Nós, talvez por termos acordado repentinamente no princípio
do resto do mundo, estávamos cilindrados pelas centenas de anos que os nossos
passos haviam percorrido, mas devidamente recompensados pelo esforço prévio de
tentar obter diferentes perspetivas para interpretar os sinais de cirílico que
emanam dos lugares deste país.
Regressados ao calor da modernidade, esperámos
pacientemente pela enorme pizza de presunto e dois baldes de cerveja russa, não
demonstrámos sinais de impaciência e sorrimos em eslavo incompreensível para a
jovem empregada de mesa, não fosse ela impacientar-se como a colega do almoço,
perante a tímida lembrança de que tínhamos pedido dois, e não um, café.

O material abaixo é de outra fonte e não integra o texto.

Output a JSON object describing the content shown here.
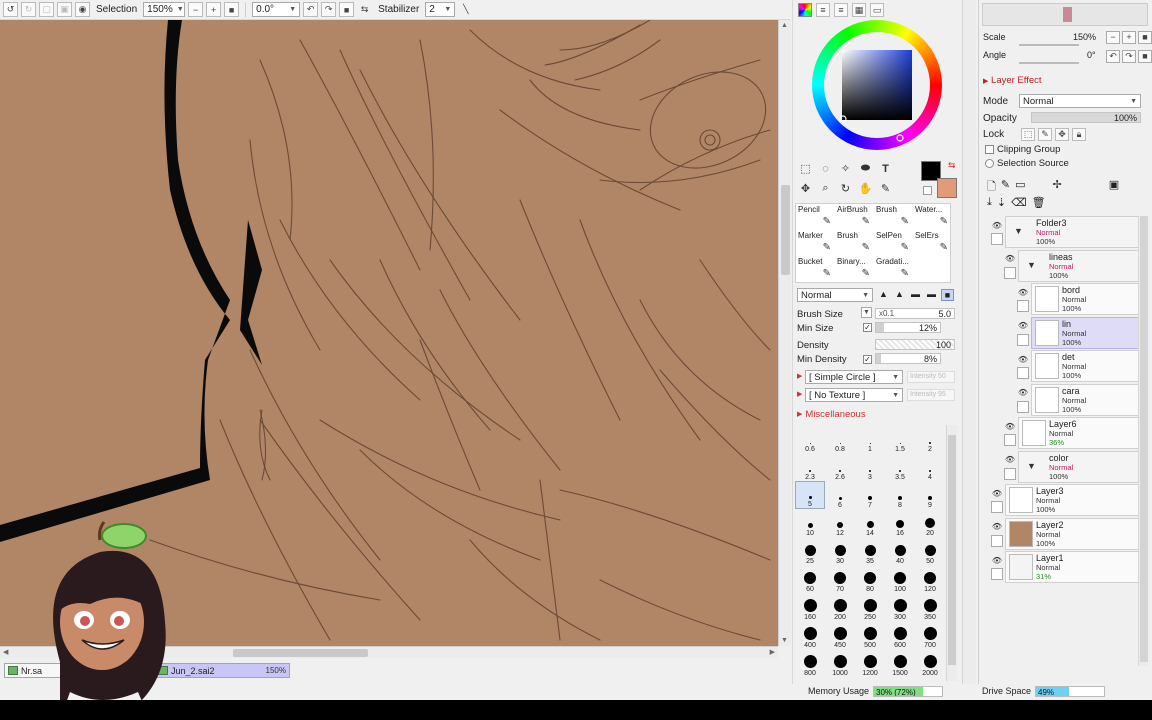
{
  "toolbar": {
    "selection_label": "Selection",
    "zoom_value": "150%",
    "rotation_value": "0.0°",
    "stabilizer_label": "Stabilizer",
    "stabilizer_value": "2"
  },
  "color_panel": {
    "fg_color": "#000000",
    "bg_color": "#e29a78",
    "canvas_color": "#b18667"
  },
  "brush_tools": [
    {
      "label": "Pencil"
    },
    {
      "label": "AirBrush"
    },
    {
      "label": "Brush"
    },
    {
      "label": "Water..."
    },
    {
      "label": "Marker"
    },
    {
      "label": "Brush"
    },
    {
      "label": "SelPen"
    },
    {
      "label": "SelErs"
    },
    {
      "label": "Bucket"
    },
    {
      "label": "Binary..."
    },
    {
      "label": "Gradati..."
    },
    {
      "label": ""
    }
  ],
  "brush_settings": {
    "blend_mode": "Normal",
    "brush_size_label": "Brush Size",
    "brush_size_multiplier": "x0.1",
    "brush_size_value": "5.0",
    "min_size_label": "Min Size",
    "min_size_value": "12%",
    "density_label": "Density",
    "density_value": "100",
    "min_density_label": "Min Density",
    "min_density_value": "8%",
    "shape_label": "[ Simple Circle ]",
    "shape_intensity": "Intensity 50",
    "texture_label": "[ No Texture ]",
    "texture_intensity": "Intensity 95",
    "misc_label": "Miscellaneous"
  },
  "brush_sizes": [
    {
      "label": "0.6",
      "d": 1
    },
    {
      "label": "0.8",
      "d": 1
    },
    {
      "label": "1",
      "d": 1
    },
    {
      "label": "1.5",
      "d": 1
    },
    {
      "label": "2",
      "d": 2
    },
    {
      "label": "2.3",
      "d": 2
    },
    {
      "label": "2.6",
      "d": 2
    },
    {
      "label": "3",
      "d": 2
    },
    {
      "label": "3.5",
      "d": 2
    },
    {
      "label": "4",
      "d": 2
    },
    {
      "label": "5",
      "d": 3
    },
    {
      "label": "6",
      "d": 3
    },
    {
      "label": "7",
      "d": 4
    },
    {
      "label": "8",
      "d": 4
    },
    {
      "label": "9",
      "d": 4
    },
    {
      "label": "10",
      "d": 5
    },
    {
      "label": "12",
      "d": 6
    },
    {
      "label": "14",
      "d": 7
    },
    {
      "label": "16",
      "d": 8
    },
    {
      "label": "20",
      "d": 10
    },
    {
      "label": "25",
      "d": 11
    },
    {
      "label": "30",
      "d": 11
    },
    {
      "label": "35",
      "d": 11
    },
    {
      "label": "40",
      "d": 11
    },
    {
      "label": "50",
      "d": 11
    },
    {
      "label": "60",
      "d": 12
    },
    {
      "label": "70",
      "d": 12
    },
    {
      "label": "80",
      "d": 12
    },
    {
      "label": "100",
      "d": 12
    },
    {
      "label": "120",
      "d": 12
    },
    {
      "label": "160",
      "d": 13
    },
    {
      "label": "200",
      "d": 13
    },
    {
      "label": "250",
      "d": 13
    },
    {
      "label": "300",
      "d": 13
    },
    {
      "label": "350",
      "d": 13
    },
    {
      "label": "400",
      "d": 13
    },
    {
      "label": "450",
      "d": 13
    },
    {
      "label": "500",
      "d": 13
    },
    {
      "label": "600",
      "d": 13
    },
    {
      "label": "700",
      "d": 13
    },
    {
      "label": "800",
      "d": 13
    },
    {
      "label": "1000",
      "d": 13
    },
    {
      "label": "1200",
      "d": 13
    },
    {
      "label": "1500",
      "d": 13
    },
    {
      "label": "2000",
      "d": 13
    }
  ],
  "navigator": {
    "scale_label": "Scale",
    "scale_value": "150%",
    "angle_label": "Angle",
    "angle_value": "0°"
  },
  "layer_props": {
    "layer_effect_label": "Layer Effect",
    "mode_label": "Mode",
    "mode_value": "Normal",
    "opacity_label": "Opacity",
    "opacity_value": "100%",
    "lock_label": "Lock",
    "clipping_label": "Clipping Group",
    "selection_source_label": "Selection Source"
  },
  "layers": [
    {
      "name": "Folder3",
      "mode": "Normal",
      "opacity": "100%",
      "folder": true,
      "selected": false
    },
    {
      "name": "lineas",
      "mode": "Normal",
      "opacity": "100%",
      "folder": true,
      "selected": false
    },
    {
      "name": "bord",
      "mode": "Normal",
      "opacity": "100%",
      "folder": false,
      "selected": false
    },
    {
      "name": "lin",
      "mode": "Normal",
      "opacity": "100%",
      "folder": false,
      "selected": true
    },
    {
      "name": "det",
      "mode": "Normal",
      "opacity": "100%",
      "folder": false,
      "selected": false
    },
    {
      "name": "cara",
      "mode": "Normal",
      "opacity": "100%",
      "folder": false,
      "selected": false
    },
    {
      "name": "Layer6",
      "mode": "Normal",
      "opacity": "36%",
      "folder": false,
      "selected": false
    },
    {
      "name": "color",
      "mode": "Normal",
      "opacity": "100%",
      "folder": true,
      "selected": false
    },
    {
      "name": "Layer3",
      "mode": "Normal",
      "opacity": "100%",
      "folder": false,
      "selected": false
    },
    {
      "name": "Layer2",
      "mode": "Normal",
      "opacity": "100%",
      "folder": false,
      "selected": false
    },
    {
      "name": "Layer1",
      "mode": "Normal",
      "opacity": "31%",
      "folder": false,
      "selected": false
    }
  ],
  "tabs": [
    {
      "name": "Nr.sa"
    },
    {
      "name": "Jun_2.sai2",
      "zoom": "150%"
    }
  ],
  "status": {
    "memory_label": "Memory Usage",
    "memory_value": "30% (72%)",
    "memory_fraction": 0.72,
    "drive_label": "Drive Space",
    "drive_value": "49%",
    "drive_fraction": 0.49
  }
}
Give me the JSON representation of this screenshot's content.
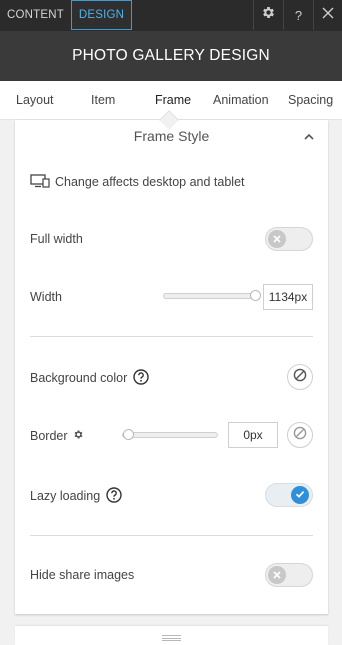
{
  "topbar": {
    "tabs": [
      {
        "label": "CONTENT",
        "active": false
      },
      {
        "label": "DESIGN",
        "active": true
      }
    ],
    "help_glyph": "?",
    "icons": [
      "gear-icon",
      "help-icon",
      "close-icon"
    ]
  },
  "header": {
    "title": "PHOTO GALLERY DESIGN"
  },
  "subnav": {
    "items": [
      {
        "label": "Layout"
      },
      {
        "label": "Item"
      },
      {
        "label": "Frame",
        "active": true
      },
      {
        "label": "Animation"
      },
      {
        "label": "Spacing"
      }
    ]
  },
  "frame_style": {
    "title": "Frame Style",
    "note": "Change affects desktop and tablet",
    "full_width": {
      "label": "Full width",
      "enabled": false
    },
    "width": {
      "label": "Width",
      "value": "1134px",
      "slider_fraction": 1.0
    },
    "background_color": {
      "label": "Background color"
    },
    "border": {
      "label": "Border",
      "value": "0px",
      "slider_fraction": 0.0
    },
    "lazy_loading": {
      "label": "Lazy loading",
      "enabled": true
    },
    "hide_share_images": {
      "label": "Hide share images",
      "enabled": false
    }
  },
  "colors": {
    "accent": "#2f8fd8",
    "topbar": "#2b2b2b",
    "header": "#3a3a3a",
    "panel_bg": "#f1f1f1"
  }
}
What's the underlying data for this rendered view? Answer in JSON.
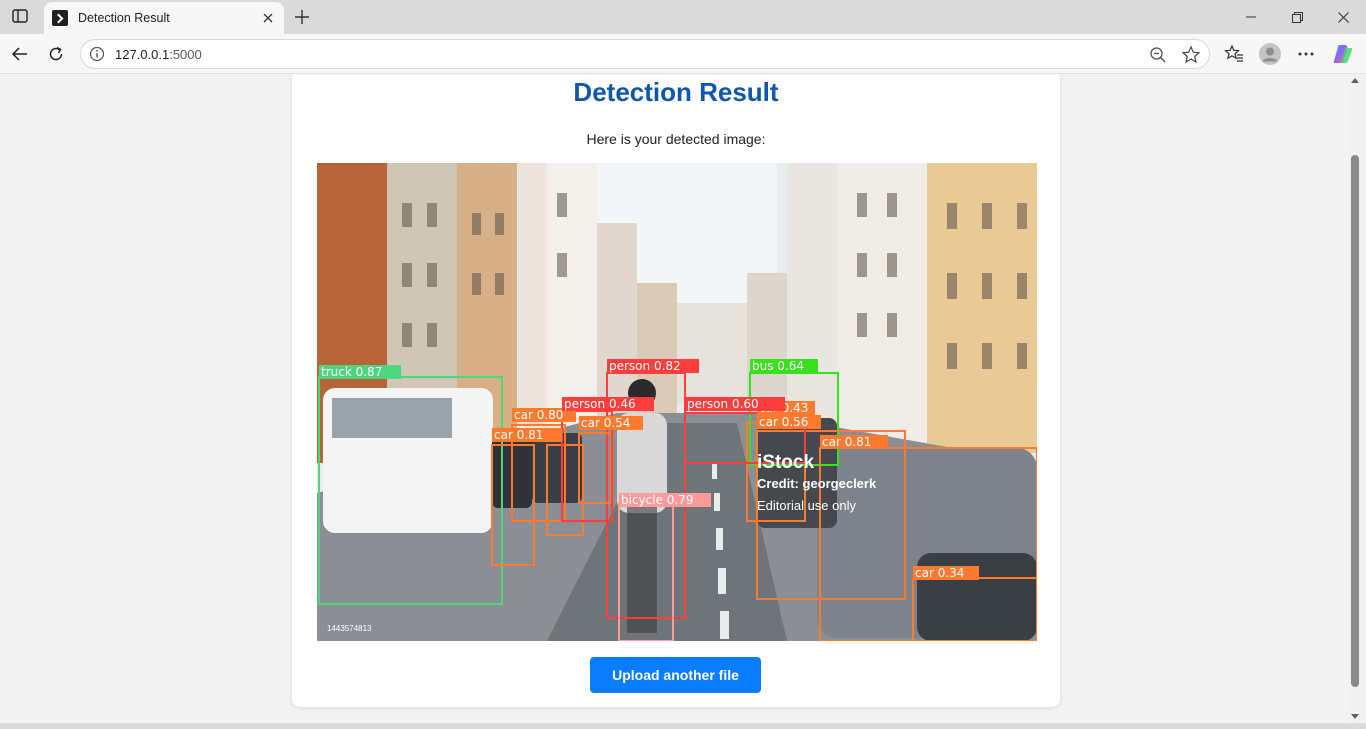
{
  "browser": {
    "tab_title": "Detection Result",
    "address_host": "127.0.0.1",
    "address_port": ":5000"
  },
  "page": {
    "title": "Detection Result",
    "subtitle": "Here is your detected image:",
    "upload_button": "Upload another file"
  },
  "detections": [
    {
      "label": "truck 0.87",
      "color": "#4ed67f"
    },
    {
      "label": "person 0.82",
      "color": "#ff3d3d"
    },
    {
      "label": "bus 0.64",
      "color": "#39e01d"
    },
    {
      "label": "car 0.80",
      "color": "#ff7a2f"
    },
    {
      "label": "car 0.81",
      "color": "#ff7a2f"
    },
    {
      "label": "car 0.81",
      "color": "#ff7a2f"
    },
    {
      "label": "car 0.54",
      "color": "#ff7a2f"
    },
    {
      "label": "car 0.56",
      "color": "#ff7a2f"
    },
    {
      "label": "car 0.43",
      "color": "#ff7a2f"
    },
    {
      "label": "car 0.34",
      "color": "#ff7a2f"
    },
    {
      "label": "person 0.46",
      "color": "#ff3d3d"
    },
    {
      "label": "person 0.60",
      "color": "#ff3d3d"
    },
    {
      "label": "bicycle 0.79",
      "color": "#ff9a9a"
    }
  ],
  "watermark": {
    "brand": "iStock",
    "credit": "Credit: georgeclerk",
    "usage": "Editorial use only",
    "image_id": "1443574813"
  }
}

“Coffee is cooking” – foi a única vez que, em plenos
pulmões, nos sentimos compreendidos naquele dia, na cidade do Ivan.
E emborcámos sem piedade, com a certeza de que jamais
nos iriamos aborrecer com os russos, mesmo quando lhes devolvemos troco em
excesso e eles nos responderam com um trejeito, na fronteira entre o trocista e
o indiferente ou mesmo quando a avozinha do guichet do metro se impacientou em
russo quando demonstrámos não entender as suas explicações gestuais e sugerimos
percursos alternativos que gostaríamos de seguir, para alcançar o nosso destino.
Ela tinha razão, quem não tem experiência, não deve
ter opinião
Afinal de contas esta malta também tem amor próprio, nós é que não entendemos
Quanto ao fim da História de Alexandre, é relevante concluir que um problema de expetativas matou o Czar e a sua reforma!